2 Data and methodology
The data used in this work are the reduced JWST NIRCam images of SMACS J0723.3-7327 in the F090W, F150W, F200W, F277W, F356W and F444W bands provided by Mowla et al. (2022) (M22, hereafter). These images have been reduced through a combination of a modified JWST pipeline and the Grizly software (Brammer & Matharu 2021) and have a pixel scale of 0.04′′ per pixel. Full details on the image processing are provided in Noirot et al. (2023).
Previous studies on the Sparkler system have relied on different photometric methods to derive the properties of its compact sources. M22 used fixed-aperture photometry, while Claeyssens et al. (2023) employed PSF-fitting techniques following the approach of Messa et al. (2019, 2022). Adamo et al. (2023) further reanalysed both photometric datasets using a different SED-fitting code. In this work, we present a completely new photometric analysis of the Sparkler, based on a deconvolution pipeline specifically developed to disentangle point-like sources from the surrounding extended emission.
![]() |
Fig. 1 Colour composite region of 4′′on-a-side around the Sparkler. The figure is adapted from Millon et al. (2024) and indicates the labelling of the different objects. The colour code corresponds to the one in Fig. 3. The PSF in this STARRED-deconvolved image is a circular Gaussian with a FWHM of 0.04′′. |
2.1 STARRED photometry
STARRED (Millon et al. 2024; Michalewicz et al. 2023) performs deconvolution photometry, making it uniquely well suited to isolate the emission from the sparkles from the lensed arc of the host galaxy. In particular, the STARRED algorithm avoids producing Gibbs oscillations around point sources (Magain et al. 1998) and allows the shape of the PSF in the deconvolved image – also known as the target PSF – to be chosen.

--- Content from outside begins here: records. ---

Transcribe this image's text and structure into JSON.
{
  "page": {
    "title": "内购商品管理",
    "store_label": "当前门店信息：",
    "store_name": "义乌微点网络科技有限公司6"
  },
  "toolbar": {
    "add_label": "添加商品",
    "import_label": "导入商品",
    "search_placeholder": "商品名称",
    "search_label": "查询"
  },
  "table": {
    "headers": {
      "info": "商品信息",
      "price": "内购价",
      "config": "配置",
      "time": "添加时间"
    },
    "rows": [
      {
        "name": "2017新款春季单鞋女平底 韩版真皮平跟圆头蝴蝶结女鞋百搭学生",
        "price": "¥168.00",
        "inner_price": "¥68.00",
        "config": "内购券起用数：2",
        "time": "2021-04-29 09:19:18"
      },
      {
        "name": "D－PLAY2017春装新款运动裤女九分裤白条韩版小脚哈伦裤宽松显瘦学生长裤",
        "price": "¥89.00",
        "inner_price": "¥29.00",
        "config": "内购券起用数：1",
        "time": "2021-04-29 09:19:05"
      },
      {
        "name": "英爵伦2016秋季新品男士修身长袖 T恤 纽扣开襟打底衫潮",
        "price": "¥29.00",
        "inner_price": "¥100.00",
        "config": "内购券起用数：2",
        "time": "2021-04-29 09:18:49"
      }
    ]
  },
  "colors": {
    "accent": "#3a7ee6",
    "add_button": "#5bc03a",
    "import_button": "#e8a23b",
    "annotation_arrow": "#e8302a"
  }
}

Because Gaussians do not contain high spatial frequencies, the target PSF is chosen to be a (circular) Gaussian, as opposed to a Dirac function as implemented in all other algorithms. The deconvolved images are also decomposed into two channels, one containing all the analytical Gaussian point sources, and one containing a pixelated image of anything extended. Wavelet regularisation is applied to the latter to enforce the sparsity of the final deconvolved data.

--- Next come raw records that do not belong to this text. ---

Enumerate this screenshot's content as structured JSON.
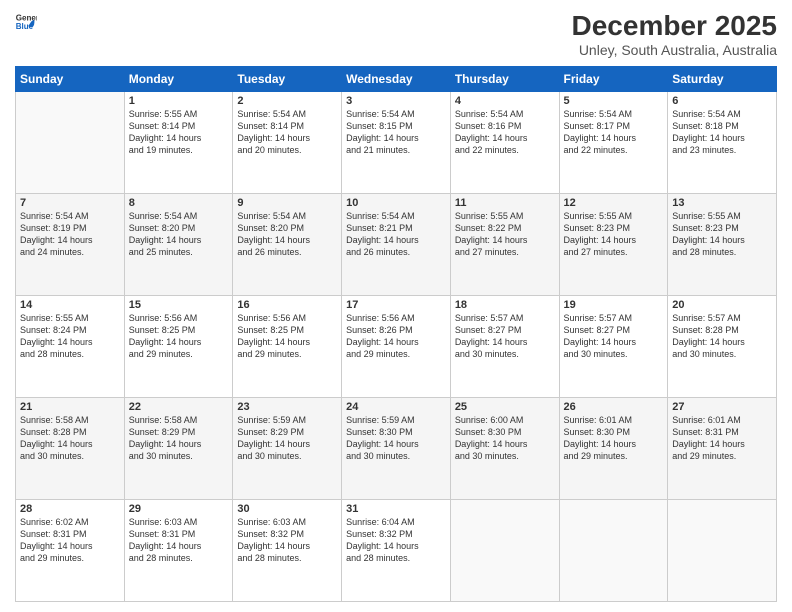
{
  "logo": {
    "line1": "General",
    "line2": "Blue"
  },
  "title": "December 2025",
  "subtitle": "Unley, South Australia, Australia",
  "weekdays": [
    "Sunday",
    "Monday",
    "Tuesday",
    "Wednesday",
    "Thursday",
    "Friday",
    "Saturday"
  ],
  "weeks": [
    [
      {
        "day": "",
        "info": ""
      },
      {
        "day": "1",
        "info": "Sunrise: 5:55 AM\nSunset: 8:14 PM\nDaylight: 14 hours\nand 19 minutes."
      },
      {
        "day": "2",
        "info": "Sunrise: 5:54 AM\nSunset: 8:14 PM\nDaylight: 14 hours\nand 20 minutes."
      },
      {
        "day": "3",
        "info": "Sunrise: 5:54 AM\nSunset: 8:15 PM\nDaylight: 14 hours\nand 21 minutes."
      },
      {
        "day": "4",
        "info": "Sunrise: 5:54 AM\nSunset: 8:16 PM\nDaylight: 14 hours\nand 22 minutes."
      },
      {
        "day": "5",
        "info": "Sunrise: 5:54 AM\nSunset: 8:17 PM\nDaylight: 14 hours\nand 22 minutes."
      },
      {
        "day": "6",
        "info": "Sunrise: 5:54 AM\nSunset: 8:18 PM\nDaylight: 14 hours\nand 23 minutes."
      }
    ],
    [
      {
        "day": "7",
        "info": "Sunrise: 5:54 AM\nSunset: 8:19 PM\nDaylight: 14 hours\nand 24 minutes."
      },
      {
        "day": "8",
        "info": "Sunrise: 5:54 AM\nSunset: 8:20 PM\nDaylight: 14 hours\nand 25 minutes."
      },
      {
        "day": "9",
        "info": "Sunrise: 5:54 AM\nSunset: 8:20 PM\nDaylight: 14 hours\nand 26 minutes."
      },
      {
        "day": "10",
        "info": "Sunrise: 5:54 AM\nSunset: 8:21 PM\nDaylight: 14 hours\nand 26 minutes."
      },
      {
        "day": "11",
        "info": "Sunrise: 5:55 AM\nSunset: 8:22 PM\nDaylight: 14 hours\nand 27 minutes."
      },
      {
        "day": "12",
        "info": "Sunrise: 5:55 AM\nSunset: 8:23 PM\nDaylight: 14 hours\nand 27 minutes."
      },
      {
        "day": "13",
        "info": "Sunrise: 5:55 AM\nSunset: 8:23 PM\nDaylight: 14 hours\nand 28 minutes."
      }
    ],
    [
      {
        "day": "14",
        "info": "Sunrise: 5:55 AM\nSunset: 8:24 PM\nDaylight: 14 hours\nand 28 minutes."
      },
      {
        "day": "15",
        "info": "Sunrise: 5:56 AM\nSunset: 8:25 PM\nDaylight: 14 hours\nand 29 minutes."
      },
      {
        "day": "16",
        "info": "Sunrise: 5:56 AM\nSunset: 8:25 PM\nDaylight: 14 hours\nand 29 minutes."
      },
      {
        "day": "17",
        "info": "Sunrise: 5:56 AM\nSunset: 8:26 PM\nDaylight: 14 hours\nand 29 minutes."
      },
      {
        "day": "18",
        "info": "Sunrise: 5:57 AM\nSunset: 8:27 PM\nDaylight: 14 hours\nand 30 minutes."
      },
      {
        "day": "19",
        "info": "Sunrise: 5:57 AM\nSunset: 8:27 PM\nDaylight: 14 hours\nand 30 minutes."
      },
      {
        "day": "20",
        "info": "Sunrise: 5:57 AM\nSunset: 8:28 PM\nDaylight: 14 hours\nand 30 minutes."
      }
    ],
    [
      {
        "day": "21",
        "info": "Sunrise: 5:58 AM\nSunset: 8:28 PM\nDaylight: 14 hours\nand 30 minutes."
      },
      {
        "day": "22",
        "info": "Sunrise: 5:58 AM\nSunset: 8:29 PM\nDaylight: 14 hours\nand 30 minutes."
      },
      {
        "day": "23",
        "info": "Sunrise: 5:59 AM\nSunset: 8:29 PM\nDaylight: 14 hours\nand 30 minutes."
      },
      {
        "day": "24",
        "info": "Sunrise: 5:59 AM\nSunset: 8:30 PM\nDaylight: 14 hours\nand 30 minutes."
      },
      {
        "day": "25",
        "info": "Sunrise: 6:00 AM\nSunset: 8:30 PM\nDaylight: 14 hours\nand 30 minutes."
      },
      {
        "day": "26",
        "info": "Sunrise: 6:01 AM\nSunset: 8:30 PM\nDaylight: 14 hours\nand 29 minutes."
      },
      {
        "day": "27",
        "info": "Sunrise: 6:01 AM\nSunset: 8:31 PM\nDaylight: 14 hours\nand 29 minutes."
      }
    ],
    [
      {
        "day": "28",
        "info": "Sunrise: 6:02 AM\nSunset: 8:31 PM\nDaylight: 14 hours\nand 29 minutes."
      },
      {
        "day": "29",
        "info": "Sunrise: 6:03 AM\nSunset: 8:31 PM\nDaylight: 14 hours\nand 28 minutes."
      },
      {
        "day": "30",
        "info": "Sunrise: 6:03 AM\nSunset: 8:32 PM\nDaylight: 14 hours\nand 28 minutes."
      },
      {
        "day": "31",
        "info": "Sunrise: 6:04 AM\nSunset: 8:32 PM\nDaylight: 14 hours\nand 28 minutes."
      },
      {
        "day": "",
        "info": ""
      },
      {
        "day": "",
        "info": ""
      },
      {
        "day": "",
        "info": ""
      }
    ]
  ]
}
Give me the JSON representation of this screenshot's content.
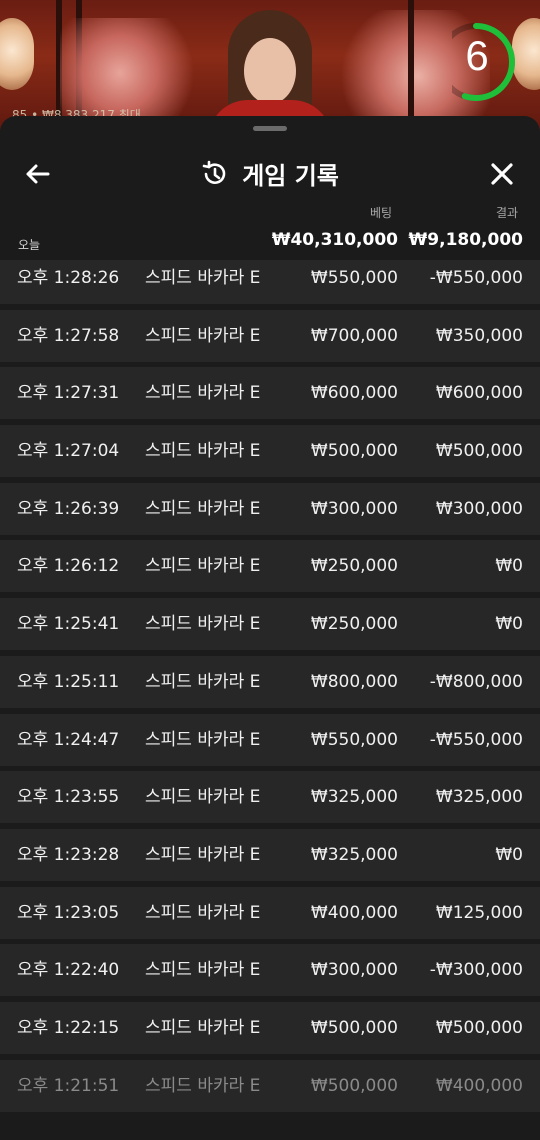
{
  "video": {
    "limits_text": "85 • ₩8,383,217 최대",
    "timer": "6",
    "timer_progress": 0.55
  },
  "header": {
    "title": "게임 기록",
    "back_icon": "back-arrow-icon",
    "close_icon": "close-icon",
    "history_icon": "history-icon"
  },
  "columns": {
    "bet_label": "베팅",
    "result_label": "결과",
    "today_label": "오늘",
    "bet_total": "₩40,310,000",
    "result_total": "₩9,180,000"
  },
  "rows": [
    {
      "time": "오후 1:28:26",
      "game": "스피드 바카라 E",
      "bet": "₩550,000",
      "result": "-₩550,000"
    },
    {
      "time": "오후 1:27:58",
      "game": "스피드 바카라 E",
      "bet": "₩700,000",
      "result": "₩350,000"
    },
    {
      "time": "오후 1:27:31",
      "game": "스피드 바카라 E",
      "bet": "₩600,000",
      "result": "₩600,000"
    },
    {
      "time": "오후 1:27:04",
      "game": "스피드 바카라 E",
      "bet": "₩500,000",
      "result": "₩500,000"
    },
    {
      "time": "오후 1:26:39",
      "game": "스피드 바카라 E",
      "bet": "₩300,000",
      "result": "₩300,000"
    },
    {
      "time": "오후 1:26:12",
      "game": "스피드 바카라 E",
      "bet": "₩250,000",
      "result": "₩0"
    },
    {
      "time": "오후 1:25:41",
      "game": "스피드 바카라 E",
      "bet": "₩250,000",
      "result": "₩0"
    },
    {
      "time": "오후 1:25:11",
      "game": "스피드 바카라 E",
      "bet": "₩800,000",
      "result": "-₩800,000"
    },
    {
      "time": "오후 1:24:47",
      "game": "스피드 바카라 E",
      "bet": "₩550,000",
      "result": "-₩550,000"
    },
    {
      "time": "오후 1:23:55",
      "game": "스피드 바카라 E",
      "bet": "₩325,000",
      "result": "₩325,000"
    },
    {
      "time": "오후 1:23:28",
      "game": "스피드 바카라 E",
      "bet": "₩325,000",
      "result": "₩0"
    },
    {
      "time": "오후 1:23:05",
      "game": "스피드 바카라 E",
      "bet": "₩400,000",
      "result": "₩125,000"
    },
    {
      "time": "오후 1:22:40",
      "game": "스피드 바카라 E",
      "bet": "₩300,000",
      "result": "-₩300,000"
    },
    {
      "time": "오후 1:22:15",
      "game": "스피드 바카라 E",
      "bet": "₩500,000",
      "result": "₩500,000"
    },
    {
      "time": "오후 1:21:51",
      "game": "스피드 바카라 E",
      "bet": "₩500,000",
      "result": "₩400,000"
    }
  ],
  "colors": {
    "timer_ring": "#1fbf3a",
    "sheet_bg": "#1b1b1b",
    "row_bg": "#272727"
  }
}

The output is a list of positions and intensities of all the point sources, along with their error bars, as well as an image of the extended light in the data, with no need to introduce any analytical representation. The same method can be used to obtain very accurate PSFs, even as complex as the JWST ones, including all Airy rings, spikes, and diffraction artefacts. A recent example of an application of this algorithm consists of light curves of very blended lensed quasar images (see Fig. 2 of Dux et al. 2025).

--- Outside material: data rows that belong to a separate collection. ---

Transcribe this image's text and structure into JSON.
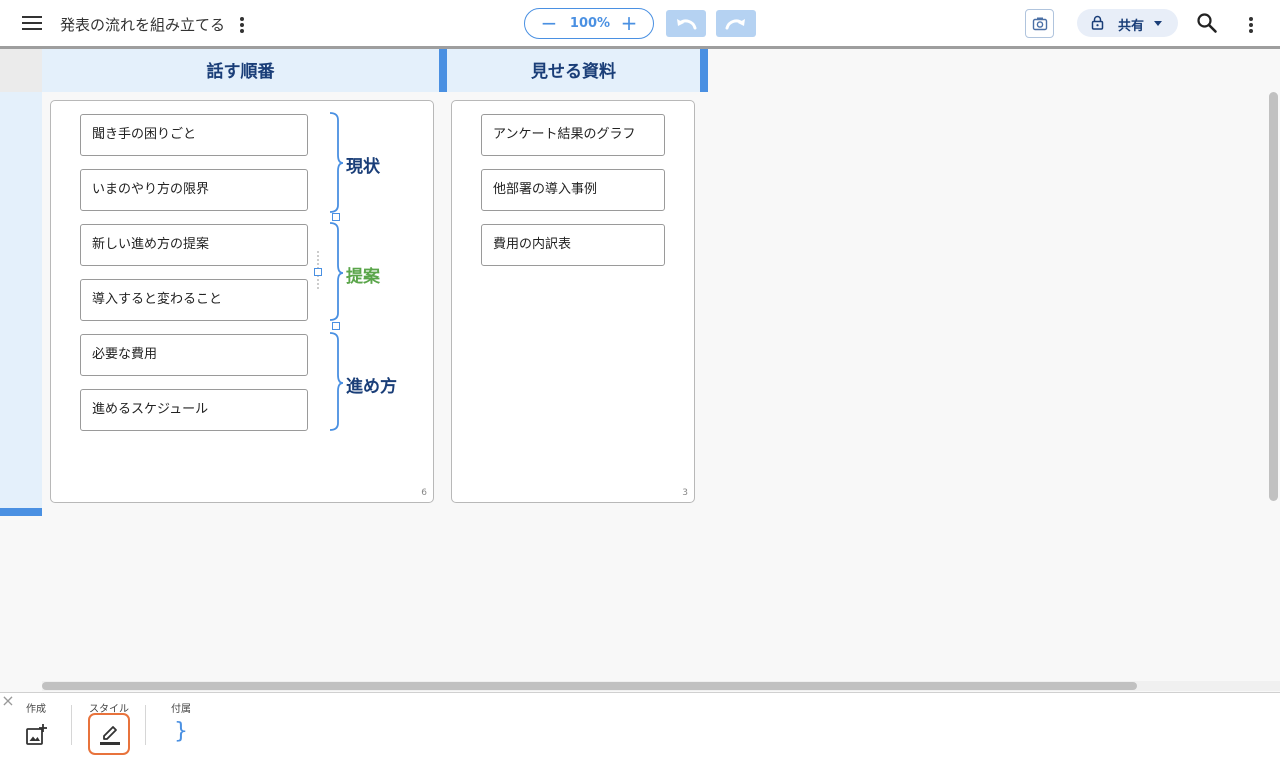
{
  "header": {
    "title": "発表の流れを組み立てる",
    "zoom": "100%",
    "zoom_out_label": "−",
    "zoom_in_label": "+",
    "share_label": "共有"
  },
  "columns": [
    {
      "title": "話す順番",
      "count": "6"
    },
    {
      "title": "見せる資料",
      "count": "3"
    }
  ],
  "order_cards": [
    "聞き手の困りごと",
    "いまのやり方の限界",
    "新しい進め方の提案",
    "導入すると変わること",
    "必要な費用",
    "進めるスケジュール"
  ],
  "material_cards": [
    "アンケート結果のグラフ",
    "他部署の導入事例",
    "費用の内訳表"
  ],
  "groups": [
    {
      "label": "現状",
      "color": "#1a3e78"
    },
    {
      "label": "提案",
      "color": "#5aa54a"
    },
    {
      "label": "進め方",
      "color": "#1a3e78"
    }
  ],
  "toolbar": {
    "create_label": "作成",
    "style_label": "スタイル",
    "attach_label": "付属",
    "attach_glyph": "}",
    "close_glyph": "×"
  },
  "colors": {
    "accent": "#4a90e2",
    "heading": "#1a3e78",
    "highlight": "#e8733c"
  },
  "icons": [
    "menu-icon",
    "more-vert-icon",
    "undo-icon",
    "redo-icon",
    "camera-icon",
    "lock-icon",
    "search-icon",
    "add-image-icon",
    "pen-icon",
    "brace-icon",
    "close-icon"
  ]
}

The photometry and the PSF used in the present work are the same as in Millon et al. (2024), which uses the Sparkler as a test case for the method. STARRED was applied to the JWST data for all six bands available for the Sparkler (see Fig. 1). Note that the spatial resolution achieved on the Sparkler with STARRED is 0.04′′ (Fig. 1). This is at least 10 times larger than the physical size of GCs at z = 1.38, leaving them indistinguishable from point sources. Indeed, the extended channel of the deconvolved images does not show any trace of residual extended light in any band.
As STARRED also offers the possibility to compute non-analytical and sub-sampled PSFs as well as a wavelet-regularised treatment of the extended arc, we consider only the STARRED photometry below (as listed in Table 3 of Millon et al. 2024). In particular, we analyse all 18 compact objects detected by Millon et al. (2024), including newly identified point sources (IDs 13-18) that are not present in the M22 catalogue (see Fig. 1). The candidate GCs, already identified in M22 owing to the absence of [OIII] λ5007 emission and their urJ colours, are here outlined with Source IDs 1, 2, 4, 8, and 10. Notably, Source IDs 5, 6, 7, 11, and 12 appear extended, with flux residuals observed in the extended channel near these point sources (see Millon et al. 2024, for further discussion). While it is not clear whether these spatial extensions are physically associated with the objects or if they are unrelated, STARRED decontaminates, by construction, the flux of the point-like objects from that of any sources present in the extended channel of the deconvolved image.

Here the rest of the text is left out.